As constantes alterações na costa são frequentemente relatadas por muitas comunidades da Foz do Amazonas. Fenômenos como invasão salina, inundações, erosão e acreção têm se tornado mais frequentes e severos, especialmente sob o impacto das mudanças climáticas e da elevação do nível do mar.

Municípios como Macapá, no Amapá, que se encontra no canal norte da Foz do Amazonas, e Chaves, no Pará, que está no canal sul, integram a Zona Costeira de Baixa Elevação. Essa região é caracterizada por áreas com uma elevação de menos de dez metros, aproximando-se ao nível médio do mar. Com a característica do terreno baixo e plano, o risco de inundação na região da foz do rio Amazonas aumenta. 

Valdenira Santos explica, ainda, que essa a dinâmica hidrológica do rio Amazonas está diretamente relacionada à periodicidade da Zona de Convergência Intertropical, um sistema que regula os padrões de chuvas na região. Além disso, também é influenciada pelo “El Niño” e “La Niña”. Quando o rio Amazonas atinge seu pico máximo de volume de água devido às chuvas intensas, ocorrem inundações fluviais que se espalham por diversos rios da região.

“Na Foz do Amazonas temos o encontro com o mar. O mar traz duas vezes por dia, no nosso caso aqui, as marés que elas sobem e descem. Com a alíquota máxima [nível máximo] do rio, e a maré subindo e descendo, temos um nível d’água que é mais exacerbado. Por isso, vemos inundações, principalmente em dias de lua cheia, devido a gravidade lunar que puxa a água em direção à lua e cria grande marés”, comenta Santos. 

No distrito da Vila de Nascimento, que fica a 115 km da sede do município de Chaves, na Ilha do Marajó, no Pará, houve uma inundação em 2019, segundo dados do Sistema Integrado de Informações sobre Desastres. Estima-se que o desastre tenha atingido 1.627 pessoas, entre elas alunos da escola municipal Júlia de Paula Moraes e destruído passarelas. A água também foi contaminada devido ao transbordamento dos banheiros (fossa rudimentar), morte de animais de espécies bubalinos e suínos, impossibilitando que 283 alunos tivessem acesso à escola entre os meses de março e abril.

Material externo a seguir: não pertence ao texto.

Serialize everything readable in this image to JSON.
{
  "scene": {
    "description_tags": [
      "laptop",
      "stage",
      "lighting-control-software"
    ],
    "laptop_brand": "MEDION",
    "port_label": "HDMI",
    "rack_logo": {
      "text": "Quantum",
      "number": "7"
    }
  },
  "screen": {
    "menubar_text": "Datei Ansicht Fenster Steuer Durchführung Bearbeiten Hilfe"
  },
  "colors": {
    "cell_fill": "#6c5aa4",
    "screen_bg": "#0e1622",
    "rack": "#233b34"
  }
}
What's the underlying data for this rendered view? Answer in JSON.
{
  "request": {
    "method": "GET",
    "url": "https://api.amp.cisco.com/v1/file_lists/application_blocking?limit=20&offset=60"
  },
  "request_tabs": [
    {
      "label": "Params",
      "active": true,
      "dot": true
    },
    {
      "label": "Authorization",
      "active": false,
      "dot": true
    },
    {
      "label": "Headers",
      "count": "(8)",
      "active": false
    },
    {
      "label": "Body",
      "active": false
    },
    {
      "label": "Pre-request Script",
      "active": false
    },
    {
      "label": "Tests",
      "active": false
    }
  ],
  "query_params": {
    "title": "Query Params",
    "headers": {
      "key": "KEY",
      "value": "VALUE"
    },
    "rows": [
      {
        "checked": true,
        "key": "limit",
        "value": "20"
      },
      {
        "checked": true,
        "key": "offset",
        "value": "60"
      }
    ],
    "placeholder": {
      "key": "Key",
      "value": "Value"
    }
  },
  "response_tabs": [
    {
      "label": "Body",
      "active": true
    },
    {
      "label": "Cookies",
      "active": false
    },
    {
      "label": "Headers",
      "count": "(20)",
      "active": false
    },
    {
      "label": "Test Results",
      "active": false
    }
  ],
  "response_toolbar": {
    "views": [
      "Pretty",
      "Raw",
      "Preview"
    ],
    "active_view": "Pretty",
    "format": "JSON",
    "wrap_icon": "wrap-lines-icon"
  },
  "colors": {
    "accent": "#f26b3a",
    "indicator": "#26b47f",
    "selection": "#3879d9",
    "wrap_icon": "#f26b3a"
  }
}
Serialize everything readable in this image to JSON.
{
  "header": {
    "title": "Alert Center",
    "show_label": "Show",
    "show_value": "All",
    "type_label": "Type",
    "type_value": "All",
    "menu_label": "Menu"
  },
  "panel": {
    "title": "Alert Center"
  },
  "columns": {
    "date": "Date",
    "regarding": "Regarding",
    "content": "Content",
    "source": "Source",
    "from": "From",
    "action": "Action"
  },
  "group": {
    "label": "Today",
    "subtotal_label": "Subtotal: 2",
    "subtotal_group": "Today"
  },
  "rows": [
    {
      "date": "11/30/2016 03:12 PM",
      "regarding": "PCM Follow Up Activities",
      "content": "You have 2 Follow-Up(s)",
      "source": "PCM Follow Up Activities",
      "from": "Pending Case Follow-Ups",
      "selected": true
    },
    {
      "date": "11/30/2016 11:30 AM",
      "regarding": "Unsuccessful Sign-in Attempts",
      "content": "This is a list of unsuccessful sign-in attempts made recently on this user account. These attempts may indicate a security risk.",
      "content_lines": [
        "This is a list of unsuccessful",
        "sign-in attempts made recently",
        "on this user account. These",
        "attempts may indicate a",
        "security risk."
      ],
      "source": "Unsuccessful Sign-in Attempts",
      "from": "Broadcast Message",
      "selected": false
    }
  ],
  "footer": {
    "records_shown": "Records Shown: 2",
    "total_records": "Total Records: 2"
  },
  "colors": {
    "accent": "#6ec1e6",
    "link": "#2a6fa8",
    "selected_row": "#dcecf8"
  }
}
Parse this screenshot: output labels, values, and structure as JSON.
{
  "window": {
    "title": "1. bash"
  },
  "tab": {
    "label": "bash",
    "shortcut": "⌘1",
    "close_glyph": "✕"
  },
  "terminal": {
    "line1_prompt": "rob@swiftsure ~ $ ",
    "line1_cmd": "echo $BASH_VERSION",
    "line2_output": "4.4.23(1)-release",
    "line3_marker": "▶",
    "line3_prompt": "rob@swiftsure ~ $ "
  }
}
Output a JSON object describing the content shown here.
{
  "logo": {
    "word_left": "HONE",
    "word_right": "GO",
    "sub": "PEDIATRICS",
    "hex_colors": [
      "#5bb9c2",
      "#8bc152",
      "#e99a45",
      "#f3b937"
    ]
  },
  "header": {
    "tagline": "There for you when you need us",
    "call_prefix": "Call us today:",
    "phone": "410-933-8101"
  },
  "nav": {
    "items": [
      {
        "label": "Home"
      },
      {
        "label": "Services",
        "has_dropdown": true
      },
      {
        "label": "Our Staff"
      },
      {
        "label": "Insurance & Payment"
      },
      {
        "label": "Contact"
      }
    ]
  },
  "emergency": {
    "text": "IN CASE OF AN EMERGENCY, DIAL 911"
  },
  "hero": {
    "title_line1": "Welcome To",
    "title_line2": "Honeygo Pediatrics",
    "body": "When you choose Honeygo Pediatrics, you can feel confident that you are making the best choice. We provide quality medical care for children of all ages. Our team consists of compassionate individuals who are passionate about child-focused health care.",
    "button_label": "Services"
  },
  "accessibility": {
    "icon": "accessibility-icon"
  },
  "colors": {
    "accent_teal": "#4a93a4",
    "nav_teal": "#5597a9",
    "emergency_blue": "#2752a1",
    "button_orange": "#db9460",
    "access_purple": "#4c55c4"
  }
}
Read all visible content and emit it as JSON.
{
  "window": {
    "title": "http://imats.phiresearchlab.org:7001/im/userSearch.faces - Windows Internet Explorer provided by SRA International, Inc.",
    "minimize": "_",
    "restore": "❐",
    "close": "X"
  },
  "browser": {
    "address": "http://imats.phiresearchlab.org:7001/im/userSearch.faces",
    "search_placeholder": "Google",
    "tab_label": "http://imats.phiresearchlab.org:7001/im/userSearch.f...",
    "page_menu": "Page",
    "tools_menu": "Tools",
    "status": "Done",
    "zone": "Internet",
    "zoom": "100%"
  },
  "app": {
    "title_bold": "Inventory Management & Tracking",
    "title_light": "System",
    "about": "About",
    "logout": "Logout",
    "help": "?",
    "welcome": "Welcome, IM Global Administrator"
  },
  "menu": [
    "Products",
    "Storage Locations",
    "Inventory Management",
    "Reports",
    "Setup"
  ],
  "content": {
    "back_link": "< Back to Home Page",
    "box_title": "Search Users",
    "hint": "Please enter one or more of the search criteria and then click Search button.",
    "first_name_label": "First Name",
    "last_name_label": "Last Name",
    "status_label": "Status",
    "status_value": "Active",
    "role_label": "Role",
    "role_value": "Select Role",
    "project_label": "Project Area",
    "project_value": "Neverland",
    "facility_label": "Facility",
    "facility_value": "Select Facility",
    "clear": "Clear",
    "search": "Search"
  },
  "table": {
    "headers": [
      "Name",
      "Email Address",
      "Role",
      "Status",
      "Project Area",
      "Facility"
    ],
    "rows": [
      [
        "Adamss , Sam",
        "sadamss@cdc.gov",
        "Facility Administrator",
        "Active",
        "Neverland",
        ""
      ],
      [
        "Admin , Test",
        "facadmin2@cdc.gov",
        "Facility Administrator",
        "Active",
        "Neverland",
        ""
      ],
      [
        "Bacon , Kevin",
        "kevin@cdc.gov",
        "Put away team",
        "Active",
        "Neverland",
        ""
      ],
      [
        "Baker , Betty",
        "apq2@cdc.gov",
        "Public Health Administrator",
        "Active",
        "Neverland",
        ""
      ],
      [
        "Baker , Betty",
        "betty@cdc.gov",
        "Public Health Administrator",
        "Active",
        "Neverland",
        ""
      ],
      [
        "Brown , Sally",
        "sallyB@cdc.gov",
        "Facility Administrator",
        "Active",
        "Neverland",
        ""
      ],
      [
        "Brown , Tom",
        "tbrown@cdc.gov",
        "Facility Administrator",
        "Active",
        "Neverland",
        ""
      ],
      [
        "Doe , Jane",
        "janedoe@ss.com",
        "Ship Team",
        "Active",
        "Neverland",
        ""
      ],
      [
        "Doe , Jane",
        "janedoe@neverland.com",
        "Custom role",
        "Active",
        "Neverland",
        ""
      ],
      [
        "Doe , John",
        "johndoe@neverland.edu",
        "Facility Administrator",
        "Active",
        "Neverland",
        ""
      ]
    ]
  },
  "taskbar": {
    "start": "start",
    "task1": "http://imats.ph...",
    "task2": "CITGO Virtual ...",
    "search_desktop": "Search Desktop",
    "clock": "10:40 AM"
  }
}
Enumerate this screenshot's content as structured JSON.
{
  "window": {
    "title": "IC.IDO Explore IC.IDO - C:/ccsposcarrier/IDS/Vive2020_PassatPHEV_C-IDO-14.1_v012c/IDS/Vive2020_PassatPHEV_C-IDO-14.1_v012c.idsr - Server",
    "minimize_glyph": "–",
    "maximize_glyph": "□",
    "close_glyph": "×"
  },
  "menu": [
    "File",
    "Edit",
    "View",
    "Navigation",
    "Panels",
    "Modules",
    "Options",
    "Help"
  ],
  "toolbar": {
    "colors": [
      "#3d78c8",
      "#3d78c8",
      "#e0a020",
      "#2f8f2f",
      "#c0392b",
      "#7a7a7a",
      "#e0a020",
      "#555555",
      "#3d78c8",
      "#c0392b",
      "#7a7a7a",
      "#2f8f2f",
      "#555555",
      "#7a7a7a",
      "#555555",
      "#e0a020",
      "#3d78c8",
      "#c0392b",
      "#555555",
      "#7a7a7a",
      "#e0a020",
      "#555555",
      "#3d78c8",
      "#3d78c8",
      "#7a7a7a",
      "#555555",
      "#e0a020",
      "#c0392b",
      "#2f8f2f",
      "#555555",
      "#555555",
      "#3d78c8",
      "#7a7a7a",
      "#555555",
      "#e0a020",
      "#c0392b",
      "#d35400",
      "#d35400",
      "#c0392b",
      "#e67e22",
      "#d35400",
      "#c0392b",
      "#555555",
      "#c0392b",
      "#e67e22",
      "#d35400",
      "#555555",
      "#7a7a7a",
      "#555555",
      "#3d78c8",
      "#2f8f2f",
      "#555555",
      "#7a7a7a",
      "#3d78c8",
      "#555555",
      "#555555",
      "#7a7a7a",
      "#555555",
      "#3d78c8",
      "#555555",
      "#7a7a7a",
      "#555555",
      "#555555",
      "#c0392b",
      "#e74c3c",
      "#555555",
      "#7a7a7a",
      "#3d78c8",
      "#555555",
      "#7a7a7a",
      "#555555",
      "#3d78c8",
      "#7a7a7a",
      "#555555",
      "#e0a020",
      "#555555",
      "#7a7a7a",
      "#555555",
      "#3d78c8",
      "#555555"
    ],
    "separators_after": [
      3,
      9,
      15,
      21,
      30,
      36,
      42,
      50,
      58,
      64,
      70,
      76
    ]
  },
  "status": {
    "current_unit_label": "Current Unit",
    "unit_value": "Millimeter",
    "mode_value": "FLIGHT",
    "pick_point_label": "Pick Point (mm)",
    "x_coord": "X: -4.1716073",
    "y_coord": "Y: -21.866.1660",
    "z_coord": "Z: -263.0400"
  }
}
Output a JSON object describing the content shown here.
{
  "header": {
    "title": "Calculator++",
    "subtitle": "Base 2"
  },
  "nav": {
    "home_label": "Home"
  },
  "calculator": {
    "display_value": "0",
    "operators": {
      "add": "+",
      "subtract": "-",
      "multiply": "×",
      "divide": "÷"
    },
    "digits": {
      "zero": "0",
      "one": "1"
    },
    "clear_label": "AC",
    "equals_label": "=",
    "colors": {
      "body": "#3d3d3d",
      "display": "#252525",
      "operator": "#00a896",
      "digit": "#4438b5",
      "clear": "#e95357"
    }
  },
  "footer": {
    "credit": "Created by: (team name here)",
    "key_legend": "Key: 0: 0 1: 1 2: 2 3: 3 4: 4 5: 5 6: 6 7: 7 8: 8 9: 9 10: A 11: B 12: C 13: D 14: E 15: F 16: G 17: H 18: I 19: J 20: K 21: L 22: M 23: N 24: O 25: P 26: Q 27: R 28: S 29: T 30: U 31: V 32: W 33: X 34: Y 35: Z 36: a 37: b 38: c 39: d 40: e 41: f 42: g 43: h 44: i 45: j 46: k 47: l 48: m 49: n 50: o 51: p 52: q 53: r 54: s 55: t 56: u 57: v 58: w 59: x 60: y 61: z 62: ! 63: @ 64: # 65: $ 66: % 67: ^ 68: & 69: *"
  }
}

A diretora Renata Melo, da escola Júlia de Paula Moraes, explica que, quando a maré vinda do oceano chega com força, ela avança sobre a terra, causando a queda de pontes. Mesmo durante o período de “maré morta”, em que o rio Amazonas apresenta menor volume, ela avança de forma mais lenta, mas ainda assim provoca danos, como a degradação dos portos e a intensificação da erosão.

“Quando está esse período de marés perigosas, a gente suspende as aulas e suspende também os alunos que moram perto da escola, porque eles precisam fazer esse percurso por ponte. Às vezes, a ponte está tomada de espinhos e de lixo que a maré traz, servindo de alojamento para animais peçonhentos como cobra, escorpião. Já aconteceu muito”, diz Melo.

A erosão é um outro problema que vem afetando as comunidades da região litorânea de Chaves. Segundo os dados Atlas de Desastres Brasileiro, a erosão é o desastre mais comum no município de Chaves.

Renata diz que, apesar de as casas nas comunidades não serem atingidas, é frequente que as famílias sejam transferidas para outros lugares. Dona Lucivalda Monteiro, moradora da comunidade do rio Tartaruga, 124 km da sede do município de Chaves, conta que, quando era criança, o rio era bem estreito, mas, com a intensificação da erosão, há uns dez anos para cá, precisou recuar sua casa para evitar perdê-la. 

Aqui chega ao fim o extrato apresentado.